In a market of 1.15 billion people, India has only just surpassed 500 million mobile subscribers, 95 percent of which are on prepaid plans. At roughly 45 percent market penetration, the Indian market is practically a greenfield opportunity when compared to other countries in Asia, Europe and North America, many of which have a penetration rate in excess of 100 percent (in other words, some people have more than one mobile phone plan). Adding to the complexities of the Indian market is a figure startling to many westerners: fewer than 25 percent of households in India have electricity.
Micromax and Spice address these market conditions by producing mobile phones with long lasting batteries, allowing a person to have days – not hours – of talk time, and a month – not a day – of standby time. There are consumers in many markets around the world who can benefit from innovation such as this.
All three companies produce phones that support dual SIM cards, addressing approximately 100 million Indian mobile subscribers who have multiple mobile numbers.

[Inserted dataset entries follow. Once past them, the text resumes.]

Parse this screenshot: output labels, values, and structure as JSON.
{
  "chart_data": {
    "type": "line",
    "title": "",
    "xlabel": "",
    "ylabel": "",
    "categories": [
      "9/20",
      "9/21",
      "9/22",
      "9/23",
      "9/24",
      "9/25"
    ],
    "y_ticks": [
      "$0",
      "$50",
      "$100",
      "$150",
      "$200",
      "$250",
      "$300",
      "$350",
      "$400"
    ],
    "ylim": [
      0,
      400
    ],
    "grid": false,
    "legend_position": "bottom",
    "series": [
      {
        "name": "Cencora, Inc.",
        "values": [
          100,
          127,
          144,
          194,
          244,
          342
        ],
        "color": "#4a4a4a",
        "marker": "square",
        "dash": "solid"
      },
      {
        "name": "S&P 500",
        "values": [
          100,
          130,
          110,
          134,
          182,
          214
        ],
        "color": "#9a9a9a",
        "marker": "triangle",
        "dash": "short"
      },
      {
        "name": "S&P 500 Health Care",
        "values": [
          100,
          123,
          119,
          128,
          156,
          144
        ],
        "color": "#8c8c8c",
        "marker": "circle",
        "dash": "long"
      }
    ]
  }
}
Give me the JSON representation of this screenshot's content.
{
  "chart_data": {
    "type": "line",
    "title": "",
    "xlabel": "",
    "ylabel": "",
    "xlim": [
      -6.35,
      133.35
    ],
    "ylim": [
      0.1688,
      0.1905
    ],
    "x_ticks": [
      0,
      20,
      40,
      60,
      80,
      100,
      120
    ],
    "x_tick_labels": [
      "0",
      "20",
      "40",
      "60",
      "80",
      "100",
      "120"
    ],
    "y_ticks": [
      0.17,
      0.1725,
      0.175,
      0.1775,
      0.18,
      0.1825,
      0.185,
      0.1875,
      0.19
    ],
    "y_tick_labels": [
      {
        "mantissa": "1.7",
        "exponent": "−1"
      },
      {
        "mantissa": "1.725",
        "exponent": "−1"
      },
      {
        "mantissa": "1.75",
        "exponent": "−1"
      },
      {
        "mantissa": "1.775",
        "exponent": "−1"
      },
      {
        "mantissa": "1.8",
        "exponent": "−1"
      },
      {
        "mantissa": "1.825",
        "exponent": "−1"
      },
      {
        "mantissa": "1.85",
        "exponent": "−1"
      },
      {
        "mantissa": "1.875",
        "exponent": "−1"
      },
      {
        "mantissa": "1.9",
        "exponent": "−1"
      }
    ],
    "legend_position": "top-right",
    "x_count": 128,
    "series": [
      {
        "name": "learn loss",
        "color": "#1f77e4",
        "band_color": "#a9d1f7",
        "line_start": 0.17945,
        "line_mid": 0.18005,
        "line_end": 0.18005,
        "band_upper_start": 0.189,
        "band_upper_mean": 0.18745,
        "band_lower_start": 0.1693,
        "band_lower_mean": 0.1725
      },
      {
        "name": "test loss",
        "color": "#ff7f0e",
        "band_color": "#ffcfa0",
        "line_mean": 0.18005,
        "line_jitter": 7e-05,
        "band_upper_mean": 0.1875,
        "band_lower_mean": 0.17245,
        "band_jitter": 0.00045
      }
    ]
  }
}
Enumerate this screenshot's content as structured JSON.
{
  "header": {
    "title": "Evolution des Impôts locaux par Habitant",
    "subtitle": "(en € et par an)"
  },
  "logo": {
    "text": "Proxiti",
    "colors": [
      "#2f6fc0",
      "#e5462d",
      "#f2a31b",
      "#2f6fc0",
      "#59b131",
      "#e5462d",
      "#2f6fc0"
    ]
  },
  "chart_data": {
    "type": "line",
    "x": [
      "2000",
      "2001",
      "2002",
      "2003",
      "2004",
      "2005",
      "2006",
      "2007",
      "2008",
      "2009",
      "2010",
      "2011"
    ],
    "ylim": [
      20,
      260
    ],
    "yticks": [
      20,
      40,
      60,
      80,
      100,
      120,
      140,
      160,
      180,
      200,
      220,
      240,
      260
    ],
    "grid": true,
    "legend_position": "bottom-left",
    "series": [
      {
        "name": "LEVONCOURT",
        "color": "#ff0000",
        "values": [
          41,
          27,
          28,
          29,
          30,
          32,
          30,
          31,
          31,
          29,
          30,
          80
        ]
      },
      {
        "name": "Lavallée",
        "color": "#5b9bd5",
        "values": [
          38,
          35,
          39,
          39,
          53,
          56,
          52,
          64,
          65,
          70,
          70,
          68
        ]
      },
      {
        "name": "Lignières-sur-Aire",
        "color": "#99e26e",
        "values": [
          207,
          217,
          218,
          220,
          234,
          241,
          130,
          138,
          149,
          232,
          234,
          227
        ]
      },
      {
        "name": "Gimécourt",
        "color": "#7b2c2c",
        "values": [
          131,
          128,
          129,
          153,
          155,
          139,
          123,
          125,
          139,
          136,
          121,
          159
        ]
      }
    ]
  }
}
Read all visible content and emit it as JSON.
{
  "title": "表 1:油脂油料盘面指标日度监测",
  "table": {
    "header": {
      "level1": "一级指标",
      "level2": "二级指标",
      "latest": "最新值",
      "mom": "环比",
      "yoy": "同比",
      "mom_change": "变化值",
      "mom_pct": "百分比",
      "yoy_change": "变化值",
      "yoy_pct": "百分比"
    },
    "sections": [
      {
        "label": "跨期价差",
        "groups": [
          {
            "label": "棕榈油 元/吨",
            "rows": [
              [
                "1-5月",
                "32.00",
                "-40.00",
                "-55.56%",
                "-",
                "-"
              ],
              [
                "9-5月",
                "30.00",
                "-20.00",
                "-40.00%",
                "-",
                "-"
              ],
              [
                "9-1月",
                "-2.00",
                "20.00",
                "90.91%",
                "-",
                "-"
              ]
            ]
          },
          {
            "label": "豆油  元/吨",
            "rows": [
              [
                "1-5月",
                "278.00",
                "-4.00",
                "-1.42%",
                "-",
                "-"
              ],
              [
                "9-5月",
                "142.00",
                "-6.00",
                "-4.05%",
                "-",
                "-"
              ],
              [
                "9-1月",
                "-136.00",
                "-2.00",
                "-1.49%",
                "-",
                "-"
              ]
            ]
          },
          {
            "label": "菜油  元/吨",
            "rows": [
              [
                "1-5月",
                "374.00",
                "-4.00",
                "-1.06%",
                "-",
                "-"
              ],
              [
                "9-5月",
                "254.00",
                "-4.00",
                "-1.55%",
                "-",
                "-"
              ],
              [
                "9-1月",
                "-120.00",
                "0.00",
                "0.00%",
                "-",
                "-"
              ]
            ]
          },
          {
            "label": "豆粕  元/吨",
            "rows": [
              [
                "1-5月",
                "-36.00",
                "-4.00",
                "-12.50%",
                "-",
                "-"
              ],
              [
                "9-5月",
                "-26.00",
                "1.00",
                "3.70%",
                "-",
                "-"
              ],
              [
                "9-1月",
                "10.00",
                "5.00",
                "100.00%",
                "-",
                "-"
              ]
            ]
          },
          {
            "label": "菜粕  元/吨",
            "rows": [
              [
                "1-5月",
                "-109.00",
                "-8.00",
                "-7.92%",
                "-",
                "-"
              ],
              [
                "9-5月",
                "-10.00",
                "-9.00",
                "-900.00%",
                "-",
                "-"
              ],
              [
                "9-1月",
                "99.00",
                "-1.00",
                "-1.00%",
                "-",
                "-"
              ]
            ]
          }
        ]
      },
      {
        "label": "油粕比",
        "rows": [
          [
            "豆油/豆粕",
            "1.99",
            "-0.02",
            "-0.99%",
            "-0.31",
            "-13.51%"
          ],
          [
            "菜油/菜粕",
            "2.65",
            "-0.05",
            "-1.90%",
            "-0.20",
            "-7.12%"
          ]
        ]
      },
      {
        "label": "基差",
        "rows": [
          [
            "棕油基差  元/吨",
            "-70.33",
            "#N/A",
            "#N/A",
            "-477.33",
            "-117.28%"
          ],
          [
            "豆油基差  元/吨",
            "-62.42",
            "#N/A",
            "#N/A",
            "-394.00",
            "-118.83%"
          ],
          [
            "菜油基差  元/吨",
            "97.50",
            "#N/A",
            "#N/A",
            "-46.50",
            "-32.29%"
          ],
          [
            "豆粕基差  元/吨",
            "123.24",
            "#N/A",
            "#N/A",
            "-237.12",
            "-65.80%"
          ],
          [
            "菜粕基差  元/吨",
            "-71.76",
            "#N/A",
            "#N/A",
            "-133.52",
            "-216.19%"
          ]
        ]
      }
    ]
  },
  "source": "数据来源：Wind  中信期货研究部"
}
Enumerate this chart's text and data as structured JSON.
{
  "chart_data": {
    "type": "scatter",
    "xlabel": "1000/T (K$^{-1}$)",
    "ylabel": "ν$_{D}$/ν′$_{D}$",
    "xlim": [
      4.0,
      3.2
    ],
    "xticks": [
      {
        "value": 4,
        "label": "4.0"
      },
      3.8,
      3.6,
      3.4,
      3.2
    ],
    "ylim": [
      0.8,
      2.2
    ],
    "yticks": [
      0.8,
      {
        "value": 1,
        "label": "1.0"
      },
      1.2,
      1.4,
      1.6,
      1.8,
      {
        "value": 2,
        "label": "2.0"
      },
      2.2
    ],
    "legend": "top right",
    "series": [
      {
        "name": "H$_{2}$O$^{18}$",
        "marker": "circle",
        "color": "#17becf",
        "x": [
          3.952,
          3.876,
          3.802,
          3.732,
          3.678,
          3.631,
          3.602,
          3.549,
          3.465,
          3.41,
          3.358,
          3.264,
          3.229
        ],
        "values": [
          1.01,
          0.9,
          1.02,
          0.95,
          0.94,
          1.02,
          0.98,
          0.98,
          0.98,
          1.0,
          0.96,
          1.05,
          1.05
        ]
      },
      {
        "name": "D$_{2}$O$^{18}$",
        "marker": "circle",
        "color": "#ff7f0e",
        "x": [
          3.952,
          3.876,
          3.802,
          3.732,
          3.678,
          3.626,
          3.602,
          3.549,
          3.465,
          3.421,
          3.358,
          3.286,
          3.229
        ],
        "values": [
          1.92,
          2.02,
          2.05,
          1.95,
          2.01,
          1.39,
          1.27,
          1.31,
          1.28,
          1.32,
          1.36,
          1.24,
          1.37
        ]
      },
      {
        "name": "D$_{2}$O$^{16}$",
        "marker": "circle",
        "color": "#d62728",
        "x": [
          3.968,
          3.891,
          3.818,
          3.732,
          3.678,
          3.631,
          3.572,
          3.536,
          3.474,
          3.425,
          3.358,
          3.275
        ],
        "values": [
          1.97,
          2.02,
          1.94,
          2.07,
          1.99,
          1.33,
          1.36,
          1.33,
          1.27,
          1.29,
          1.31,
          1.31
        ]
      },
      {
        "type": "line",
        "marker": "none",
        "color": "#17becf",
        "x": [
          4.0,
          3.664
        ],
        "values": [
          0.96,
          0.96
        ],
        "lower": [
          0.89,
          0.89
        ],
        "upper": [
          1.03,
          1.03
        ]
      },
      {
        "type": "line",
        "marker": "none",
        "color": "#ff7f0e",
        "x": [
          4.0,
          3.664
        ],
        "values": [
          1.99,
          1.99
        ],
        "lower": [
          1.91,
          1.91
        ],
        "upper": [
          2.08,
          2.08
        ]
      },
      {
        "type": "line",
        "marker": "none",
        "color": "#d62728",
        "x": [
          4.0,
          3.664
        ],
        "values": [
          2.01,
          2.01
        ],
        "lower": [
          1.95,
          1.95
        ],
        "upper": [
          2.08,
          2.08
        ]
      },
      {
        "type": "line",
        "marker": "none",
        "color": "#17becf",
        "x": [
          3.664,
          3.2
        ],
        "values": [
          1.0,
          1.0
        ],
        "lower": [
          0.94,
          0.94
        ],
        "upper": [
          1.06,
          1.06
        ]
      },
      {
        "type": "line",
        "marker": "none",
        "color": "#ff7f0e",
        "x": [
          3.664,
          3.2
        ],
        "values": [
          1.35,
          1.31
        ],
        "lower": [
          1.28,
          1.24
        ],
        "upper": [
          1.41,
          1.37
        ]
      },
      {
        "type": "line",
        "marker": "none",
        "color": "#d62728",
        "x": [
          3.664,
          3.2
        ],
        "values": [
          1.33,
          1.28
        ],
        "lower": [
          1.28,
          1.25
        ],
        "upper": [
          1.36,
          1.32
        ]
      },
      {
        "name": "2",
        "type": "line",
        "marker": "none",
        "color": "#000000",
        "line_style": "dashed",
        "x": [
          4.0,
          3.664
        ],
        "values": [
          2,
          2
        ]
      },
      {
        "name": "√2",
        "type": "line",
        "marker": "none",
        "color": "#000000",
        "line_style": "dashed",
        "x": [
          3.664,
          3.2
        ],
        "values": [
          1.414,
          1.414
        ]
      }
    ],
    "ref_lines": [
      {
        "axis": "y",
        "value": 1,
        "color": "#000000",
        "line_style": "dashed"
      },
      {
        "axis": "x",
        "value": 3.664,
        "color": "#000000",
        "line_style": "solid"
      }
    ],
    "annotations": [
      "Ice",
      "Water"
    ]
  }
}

Cleverly, the phones switch to the second SIM when the phones are held upside down.
A vibrant community of mobile software companies likewise address the unique conditions of the Indian market with innovative mobile finance, productivity and entertainment software that run on simple “feature” phones to powerful smartphones, like the recently launched line of Spice Android smartphones and tablets.
Supporting this extensive technology marketplace is a growing list of Indian trade publications. The team at Mobility Public Relations has worked with many and read many more. Among our favorites are CellPassion, FoneArena, Telecom Tiger, Tech Tree and 9.9 Media. We are also fond of the MobiGyaan and MobileGyaan blogs. And this list only scratches the surface.
We also quite like the TV show Tech Guru, not just because they covered our clients.
Think of it, even at more than 500 million subscribers – 200 million more people than live in the United States – the Indian mobile market can still more than double! These stats mixed together with India’s universities, talent pool, increasingly connected (and mobile population), and vibrant tech media landscape make India one of the most compelling technology markets as we look toward the next decade of the 21st Century. Just as “made in Japan” was commonly found on devices in the 1970s and 1980s, and “made in China” is found on devices made today, I predict we’ll see many high-end and cutting edge mobile devices with “made in India” in the years to come.